Thursday 12 June 2008

Waiters

Often, waiters make me feel more than just uncomfortable - they make me feel inferior. I feel they have knowledge of certain things that give them a superior edge over me. For example, I once ordered a wine (house wine of course) with a meal and said "Red please. O yes, and could I have a dry one please?"
The waiter in an evening suit looked at me with something close to contempt and said: "There is no such thing as a sweet red sir."
I felt he was mentally spelling "sir" with a "c" followed by a "u" and an "r".
I wish I had had the same agressive-like attitude that Christopher Hitchens possesses; he object to waiters pouring a small quantity of wine in your glass to "taste" it. They are interrupting your conversation; it's an act of rudeness; it's saying to you "hurry up won't you and order another bottle".
I don't think it signifies any of these things. What the waiter is doing is being a waiter, that's all. There are certain acts he carries out that distinguish him from other people and this pouring of the "taster" into one's glass is one of those acts.
"You see that waiter," Jean Paul Sartre is supposed to have said to a friend (probably a girl friend - and a young one at that!). "Well that waiter is playing the part of a waiter."
I never thought this remark carried much weight until I heard about Christopher Hitchens and his bitchiness, but now I do: many people do play parts they are given in life and they, sort of, follow a set of rules that give them a certain dignity.

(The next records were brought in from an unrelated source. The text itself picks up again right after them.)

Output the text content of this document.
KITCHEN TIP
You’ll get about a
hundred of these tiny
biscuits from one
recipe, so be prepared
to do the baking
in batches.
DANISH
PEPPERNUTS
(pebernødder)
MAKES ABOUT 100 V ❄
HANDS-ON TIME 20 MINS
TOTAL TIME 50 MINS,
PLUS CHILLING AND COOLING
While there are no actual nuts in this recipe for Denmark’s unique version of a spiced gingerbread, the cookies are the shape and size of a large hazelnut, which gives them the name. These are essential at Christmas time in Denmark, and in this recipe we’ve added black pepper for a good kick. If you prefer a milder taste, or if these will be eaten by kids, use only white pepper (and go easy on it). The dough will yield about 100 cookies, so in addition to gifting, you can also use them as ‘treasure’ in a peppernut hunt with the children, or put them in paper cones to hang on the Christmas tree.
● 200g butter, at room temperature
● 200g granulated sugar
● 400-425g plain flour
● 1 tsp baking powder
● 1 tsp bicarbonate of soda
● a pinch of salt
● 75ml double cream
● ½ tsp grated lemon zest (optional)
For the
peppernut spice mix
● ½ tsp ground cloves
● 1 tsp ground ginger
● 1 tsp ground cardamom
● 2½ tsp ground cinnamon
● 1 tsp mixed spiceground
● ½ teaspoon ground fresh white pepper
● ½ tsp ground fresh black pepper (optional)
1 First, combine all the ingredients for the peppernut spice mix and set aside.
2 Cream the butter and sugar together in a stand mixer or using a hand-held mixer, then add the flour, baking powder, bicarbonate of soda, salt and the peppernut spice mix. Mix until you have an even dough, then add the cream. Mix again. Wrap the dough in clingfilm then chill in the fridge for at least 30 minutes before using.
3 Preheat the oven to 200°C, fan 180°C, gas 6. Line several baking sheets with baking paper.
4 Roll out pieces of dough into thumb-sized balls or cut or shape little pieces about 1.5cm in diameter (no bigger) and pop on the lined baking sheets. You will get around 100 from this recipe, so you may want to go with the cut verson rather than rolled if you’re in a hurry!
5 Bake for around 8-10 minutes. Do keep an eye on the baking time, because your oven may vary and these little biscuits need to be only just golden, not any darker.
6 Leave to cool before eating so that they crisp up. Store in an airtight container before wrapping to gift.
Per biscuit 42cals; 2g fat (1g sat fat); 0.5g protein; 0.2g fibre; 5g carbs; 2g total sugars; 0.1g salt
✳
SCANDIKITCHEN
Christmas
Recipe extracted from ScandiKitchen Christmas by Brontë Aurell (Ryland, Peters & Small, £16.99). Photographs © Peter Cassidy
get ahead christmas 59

So I feel sorry for Hitchens's waiters. And I feel a bit sorry too for the waiter who corrected me too, for he wasn't playing his part as well as he should have done. What he should have said when I asked him for a dry red wine was "Certainly sir," and gone his way. That would have been what a proper waiter would have done, the sort you get as a butler in Wilde plays or in Henry James stories. Perfect actors of parts they assume to give their lives some meaning.